The epidemic provides a chance to do good by the climate, says the Economist. Whether this chance is taken will depend largely on ‘how governments choose to pull their economies out of the hole now being created, which is entirely a matter of politics’. While the easy way to boost countries’ economies would be for governments to throw money at ‘established big industries like energy, transport and construction’, they could instead encourage climate-friendly industries such as solar energy and car batteries; fund research into hydrogen-powered fuel cells; offer ‘cash prizes for ways of making steel and cement without releasing CO2’ and so on’.
‘Though this alone isn’t enough to stave off the climate crisis, the shift in behaviour precipitated by the coronavirus pandemic is, perhaps, a sign that we can all make huge personal sacrifices when faced with a global, existential threat,’ writes Chris Stokel-Walker (Esquire) – a point made by many others, including Andrew Norton in Climate Home News. ‘Acceptance of the need to make sacrifices and accept restraints for both the common good and personal wellbeing could help increase understanding of the huge shifts in regulation and behaviour that are needed to address the climate crisis,’ he writes.
With industry and travel essentially paused, researchers have already seen massive drops in the release of nitrogen dioxide, with parts of China showing pollution levels up to 30 per cent lower than normal. In northern Italy, nitrogen dioxide levels have fallen by as much as 40 per cent. Again, the question is whether these changes will persist when we return to ‘normal’.

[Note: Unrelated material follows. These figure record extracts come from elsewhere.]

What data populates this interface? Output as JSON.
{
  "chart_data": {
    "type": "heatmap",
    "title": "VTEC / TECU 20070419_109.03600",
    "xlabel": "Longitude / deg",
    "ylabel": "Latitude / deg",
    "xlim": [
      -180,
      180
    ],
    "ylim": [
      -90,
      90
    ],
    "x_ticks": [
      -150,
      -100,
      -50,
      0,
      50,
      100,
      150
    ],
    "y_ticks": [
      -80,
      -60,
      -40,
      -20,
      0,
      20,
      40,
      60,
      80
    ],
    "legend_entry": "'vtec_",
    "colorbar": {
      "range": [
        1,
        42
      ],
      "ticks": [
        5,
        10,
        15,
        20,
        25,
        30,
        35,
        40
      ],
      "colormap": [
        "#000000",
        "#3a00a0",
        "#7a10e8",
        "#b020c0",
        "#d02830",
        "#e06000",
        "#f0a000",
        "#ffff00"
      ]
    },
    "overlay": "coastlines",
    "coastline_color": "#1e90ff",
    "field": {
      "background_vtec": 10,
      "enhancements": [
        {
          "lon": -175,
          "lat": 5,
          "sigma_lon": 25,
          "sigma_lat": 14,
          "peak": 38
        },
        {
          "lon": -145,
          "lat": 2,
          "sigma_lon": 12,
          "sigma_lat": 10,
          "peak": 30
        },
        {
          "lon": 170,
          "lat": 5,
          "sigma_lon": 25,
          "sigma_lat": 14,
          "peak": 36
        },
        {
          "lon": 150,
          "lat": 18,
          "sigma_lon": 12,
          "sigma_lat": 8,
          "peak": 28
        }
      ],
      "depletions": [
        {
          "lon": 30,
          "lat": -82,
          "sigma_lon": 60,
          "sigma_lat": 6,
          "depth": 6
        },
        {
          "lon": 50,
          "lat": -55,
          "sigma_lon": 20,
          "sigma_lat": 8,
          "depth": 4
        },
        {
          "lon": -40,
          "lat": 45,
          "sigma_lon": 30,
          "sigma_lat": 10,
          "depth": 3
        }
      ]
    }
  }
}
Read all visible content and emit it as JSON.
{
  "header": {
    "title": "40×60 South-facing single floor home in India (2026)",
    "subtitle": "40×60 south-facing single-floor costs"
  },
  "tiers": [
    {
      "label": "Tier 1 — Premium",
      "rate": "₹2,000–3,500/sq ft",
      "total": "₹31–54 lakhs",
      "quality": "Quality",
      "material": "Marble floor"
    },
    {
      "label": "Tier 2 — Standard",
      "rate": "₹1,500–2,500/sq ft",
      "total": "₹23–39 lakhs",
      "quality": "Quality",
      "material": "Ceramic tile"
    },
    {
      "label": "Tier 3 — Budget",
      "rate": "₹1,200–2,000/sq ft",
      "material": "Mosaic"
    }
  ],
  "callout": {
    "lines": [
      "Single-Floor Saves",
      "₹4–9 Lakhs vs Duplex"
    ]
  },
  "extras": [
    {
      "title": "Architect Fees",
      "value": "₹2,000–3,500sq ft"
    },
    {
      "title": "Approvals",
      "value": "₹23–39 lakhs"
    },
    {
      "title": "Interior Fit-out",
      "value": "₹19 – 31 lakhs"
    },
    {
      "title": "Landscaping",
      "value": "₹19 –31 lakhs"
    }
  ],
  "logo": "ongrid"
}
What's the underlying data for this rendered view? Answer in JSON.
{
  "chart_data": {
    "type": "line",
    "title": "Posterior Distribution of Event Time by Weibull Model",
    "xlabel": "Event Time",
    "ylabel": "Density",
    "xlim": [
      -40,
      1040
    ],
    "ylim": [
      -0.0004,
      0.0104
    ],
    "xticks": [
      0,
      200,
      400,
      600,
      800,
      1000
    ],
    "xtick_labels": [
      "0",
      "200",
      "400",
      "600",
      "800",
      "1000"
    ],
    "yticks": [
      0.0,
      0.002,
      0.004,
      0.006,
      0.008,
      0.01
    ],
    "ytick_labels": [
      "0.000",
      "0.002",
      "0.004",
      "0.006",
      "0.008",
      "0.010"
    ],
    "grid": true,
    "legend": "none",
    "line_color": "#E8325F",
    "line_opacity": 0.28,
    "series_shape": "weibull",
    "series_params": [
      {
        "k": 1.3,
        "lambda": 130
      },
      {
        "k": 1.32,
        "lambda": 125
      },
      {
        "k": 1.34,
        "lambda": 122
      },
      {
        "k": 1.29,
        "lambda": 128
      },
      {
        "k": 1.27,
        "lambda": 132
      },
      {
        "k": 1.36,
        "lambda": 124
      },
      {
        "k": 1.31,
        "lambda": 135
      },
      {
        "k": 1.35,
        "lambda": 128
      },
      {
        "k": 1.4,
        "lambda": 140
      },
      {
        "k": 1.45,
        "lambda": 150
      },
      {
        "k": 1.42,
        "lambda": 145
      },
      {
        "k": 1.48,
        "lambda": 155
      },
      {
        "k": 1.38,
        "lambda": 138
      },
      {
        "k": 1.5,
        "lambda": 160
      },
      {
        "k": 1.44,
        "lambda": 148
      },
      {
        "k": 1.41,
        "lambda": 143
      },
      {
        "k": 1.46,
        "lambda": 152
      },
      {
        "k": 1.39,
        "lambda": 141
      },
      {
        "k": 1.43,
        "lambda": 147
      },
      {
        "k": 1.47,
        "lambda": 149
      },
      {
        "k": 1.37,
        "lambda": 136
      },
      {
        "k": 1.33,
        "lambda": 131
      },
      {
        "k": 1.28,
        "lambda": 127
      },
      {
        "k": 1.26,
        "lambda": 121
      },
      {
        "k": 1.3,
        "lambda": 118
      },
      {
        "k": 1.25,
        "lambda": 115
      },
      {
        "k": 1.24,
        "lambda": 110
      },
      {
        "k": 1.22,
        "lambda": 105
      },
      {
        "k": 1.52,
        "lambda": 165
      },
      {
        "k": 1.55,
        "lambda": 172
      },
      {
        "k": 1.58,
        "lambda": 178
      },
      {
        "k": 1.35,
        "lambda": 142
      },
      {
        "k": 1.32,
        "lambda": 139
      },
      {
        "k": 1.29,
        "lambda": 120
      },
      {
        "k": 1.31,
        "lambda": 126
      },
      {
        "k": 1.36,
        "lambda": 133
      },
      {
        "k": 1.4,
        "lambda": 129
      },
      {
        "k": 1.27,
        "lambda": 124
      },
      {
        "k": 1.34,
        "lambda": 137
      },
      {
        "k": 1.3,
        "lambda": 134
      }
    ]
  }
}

But Jason Hickel, quoted in the Guardian, warns that changes are now happening in an unplanned, chaotic way which is hurting people’s lives. ‘What we need is a planned approach to reducing unnecessary industrial activity that has no connection to human welfare and that disproportionately benefits already wealthy people as opposed to ordinary people. There are much more equitable, just and carefully planned ways to approach this kind of problem.’